Today, Shaina is conscious but confined to a wheelchair, unable to talk. For hours, she looks at her own Facebook page trying to piece together what happened. Hundreds of people, mostly fellow cyclists, have visited her in the hospital in the last year and keep coming — friends and strangers bound only by the instrument that they use for travel. They've made T-shirts and spoke cards and a bicycle in her honor.
Some were, and still are, motivated by anger. At 28, Shaina was considered the model of responsible riding. She criticized others for taking chances, for not wearing helmets or lights, and for biking while drunk. But the question of who's right and who's wrong in this seemingly endless war between bicyclists and drivers is beyond David's concern.
"Unfortunately, it's seeing somebody broken on the side of the road that brings us back to our sense of frailty," he says, "that reminds us we're all capable of wiping the smugness and arrogance off our faces when we're using the road."

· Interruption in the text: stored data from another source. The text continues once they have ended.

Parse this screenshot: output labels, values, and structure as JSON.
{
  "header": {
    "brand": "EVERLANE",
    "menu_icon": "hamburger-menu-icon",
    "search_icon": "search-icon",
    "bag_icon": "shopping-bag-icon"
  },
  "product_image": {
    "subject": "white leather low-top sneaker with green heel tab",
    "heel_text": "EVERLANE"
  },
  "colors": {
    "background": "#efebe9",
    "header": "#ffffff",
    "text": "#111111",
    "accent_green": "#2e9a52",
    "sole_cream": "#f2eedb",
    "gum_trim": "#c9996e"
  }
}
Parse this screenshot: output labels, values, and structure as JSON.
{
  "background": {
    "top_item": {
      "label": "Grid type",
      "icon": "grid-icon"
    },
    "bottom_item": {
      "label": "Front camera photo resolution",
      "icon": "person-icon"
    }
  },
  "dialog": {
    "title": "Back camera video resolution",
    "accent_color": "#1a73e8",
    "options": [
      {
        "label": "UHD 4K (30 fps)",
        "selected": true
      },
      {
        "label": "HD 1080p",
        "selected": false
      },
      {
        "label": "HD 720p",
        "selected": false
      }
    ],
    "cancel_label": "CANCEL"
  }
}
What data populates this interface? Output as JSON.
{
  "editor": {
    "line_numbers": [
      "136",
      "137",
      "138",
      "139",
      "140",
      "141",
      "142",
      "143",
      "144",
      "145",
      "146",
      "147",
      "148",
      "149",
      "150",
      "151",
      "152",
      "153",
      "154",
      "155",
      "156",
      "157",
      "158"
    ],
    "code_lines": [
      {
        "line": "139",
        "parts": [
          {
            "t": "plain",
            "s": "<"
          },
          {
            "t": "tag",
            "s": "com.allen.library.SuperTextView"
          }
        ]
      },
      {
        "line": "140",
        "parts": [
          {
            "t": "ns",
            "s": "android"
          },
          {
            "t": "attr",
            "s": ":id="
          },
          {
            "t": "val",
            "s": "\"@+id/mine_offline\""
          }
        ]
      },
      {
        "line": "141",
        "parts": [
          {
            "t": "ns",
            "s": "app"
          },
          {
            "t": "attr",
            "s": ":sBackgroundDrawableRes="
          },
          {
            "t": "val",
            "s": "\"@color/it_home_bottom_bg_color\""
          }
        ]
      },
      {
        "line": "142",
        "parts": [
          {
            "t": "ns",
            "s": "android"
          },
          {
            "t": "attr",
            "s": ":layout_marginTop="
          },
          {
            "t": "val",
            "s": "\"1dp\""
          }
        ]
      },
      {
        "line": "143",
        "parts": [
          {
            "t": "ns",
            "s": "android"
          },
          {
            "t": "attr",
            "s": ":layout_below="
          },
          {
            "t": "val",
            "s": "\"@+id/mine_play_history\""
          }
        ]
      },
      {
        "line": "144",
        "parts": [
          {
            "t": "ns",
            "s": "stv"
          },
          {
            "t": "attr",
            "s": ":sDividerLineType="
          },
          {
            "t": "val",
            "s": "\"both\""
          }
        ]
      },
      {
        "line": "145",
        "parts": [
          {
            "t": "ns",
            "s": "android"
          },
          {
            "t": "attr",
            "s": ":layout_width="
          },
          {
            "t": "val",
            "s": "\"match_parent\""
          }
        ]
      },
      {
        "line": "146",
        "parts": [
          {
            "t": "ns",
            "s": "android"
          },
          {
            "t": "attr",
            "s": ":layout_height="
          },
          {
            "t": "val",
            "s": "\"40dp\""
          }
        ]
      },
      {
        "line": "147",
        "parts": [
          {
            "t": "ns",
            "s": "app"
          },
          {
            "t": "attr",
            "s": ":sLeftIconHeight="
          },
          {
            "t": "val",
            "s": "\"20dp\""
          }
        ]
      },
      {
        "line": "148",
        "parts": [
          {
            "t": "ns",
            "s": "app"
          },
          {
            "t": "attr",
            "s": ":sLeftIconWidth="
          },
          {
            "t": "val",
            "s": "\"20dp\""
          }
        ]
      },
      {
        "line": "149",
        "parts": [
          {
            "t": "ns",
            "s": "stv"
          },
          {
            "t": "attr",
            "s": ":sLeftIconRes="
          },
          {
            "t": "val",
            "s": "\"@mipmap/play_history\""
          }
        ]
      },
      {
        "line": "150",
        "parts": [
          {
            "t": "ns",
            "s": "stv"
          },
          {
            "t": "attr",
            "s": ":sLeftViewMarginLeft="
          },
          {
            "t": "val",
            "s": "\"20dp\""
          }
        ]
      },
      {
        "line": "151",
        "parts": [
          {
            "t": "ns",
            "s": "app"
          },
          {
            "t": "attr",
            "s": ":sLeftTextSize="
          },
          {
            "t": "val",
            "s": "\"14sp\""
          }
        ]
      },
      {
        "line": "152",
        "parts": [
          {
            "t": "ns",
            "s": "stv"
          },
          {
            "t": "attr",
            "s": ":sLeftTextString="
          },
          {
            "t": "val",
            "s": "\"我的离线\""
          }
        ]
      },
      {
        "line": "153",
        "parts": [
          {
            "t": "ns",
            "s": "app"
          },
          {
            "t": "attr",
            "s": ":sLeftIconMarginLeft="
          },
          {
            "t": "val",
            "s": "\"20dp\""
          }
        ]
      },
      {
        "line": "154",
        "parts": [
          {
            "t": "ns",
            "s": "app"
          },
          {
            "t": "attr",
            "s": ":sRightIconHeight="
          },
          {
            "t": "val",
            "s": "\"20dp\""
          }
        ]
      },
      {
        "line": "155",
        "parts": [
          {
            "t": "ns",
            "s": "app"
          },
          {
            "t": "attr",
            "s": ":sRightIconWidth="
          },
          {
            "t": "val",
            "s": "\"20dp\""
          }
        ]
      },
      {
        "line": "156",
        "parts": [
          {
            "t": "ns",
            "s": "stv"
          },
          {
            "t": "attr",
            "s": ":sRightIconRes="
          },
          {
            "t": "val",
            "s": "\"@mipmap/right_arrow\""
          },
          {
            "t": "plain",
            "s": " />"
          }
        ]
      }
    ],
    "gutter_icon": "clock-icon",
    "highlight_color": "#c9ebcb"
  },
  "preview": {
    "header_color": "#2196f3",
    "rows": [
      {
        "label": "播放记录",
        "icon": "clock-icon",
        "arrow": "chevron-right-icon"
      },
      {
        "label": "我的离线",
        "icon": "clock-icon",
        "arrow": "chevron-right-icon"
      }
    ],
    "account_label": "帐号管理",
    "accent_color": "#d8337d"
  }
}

On a snowy day in January, Betsy Hodges stands at a south Minneapolis street corner and removes her gloves. Although the temperature hovers around -5 degrees, the new mayor needs a better grip on her paper proclamation — a celebration of the city's bicycling community.
Those who ride year-round, she says, "are more resilient, more hearty, more Die Hard gritty, just plain tougher, and much better looking than the bicyclists from all those wimpier cities."
A small crowd of supporters smile beneath their helmets. It's only her second day in office, and already the mayor is reaffirming the city's campaign to increase the share of bicycle commuters from 4.5 percent to 15 percent by 2025 — an increase of 42,000 riders.
It's an ambitious goal, but only the latest declaration of rights for the city's bicyclists.
Until 1976 it was illegal — yes, illegal — for Minnesotans to ride in the street if a bike path was nearby. Those paths, however, were confined to parks and often poorly designed, some ending in random places, at least one obstructed by a light pole. Phil Voxland, a competitive cyclist who helped rewrite the law, remembers a bike path that ran along the back of a tennis court. "If someone stepped out of the court to fetch a ball," he says, "wham!"
Ask anyone who biked the streets in those years and you're guaranteed to hear stories of fear and loathing. Consider the extreme example of Joe Hoover, who works for the Minnesota Historical Society. As a teen, he rode in south Minneapolis while attending the Academy of Holy Angels. One day, he recalls, a boy opened a school bus window on Lyndale Avenue and pissed on him.
Rocks, bottles, even crutches — such flying objects became part of many a cyclist's commute. Chris Kvale, a well-respected frame builder who lobbied alongside Voxland, says, "I learned to be invisible."
The next generation has been less inclined to let the harassment and violence go unchecked. Ward Rubrecht, a writer and former City Pages staffer, faces the problem head-on, lecturing drivers when he's not blowing an air-horn in the offending car's window.
The city isn't sitting on its hands either. Minneapolis has been investing in protected bike lanes for years, though the risk of injury has not diminished. On First Avenue, for instance, one is forced to navigate the tiny space between a curb and a parked car. If the passenger door suddenly opens, the rider has two options: break his face, or dive onto the crowded sidewalk.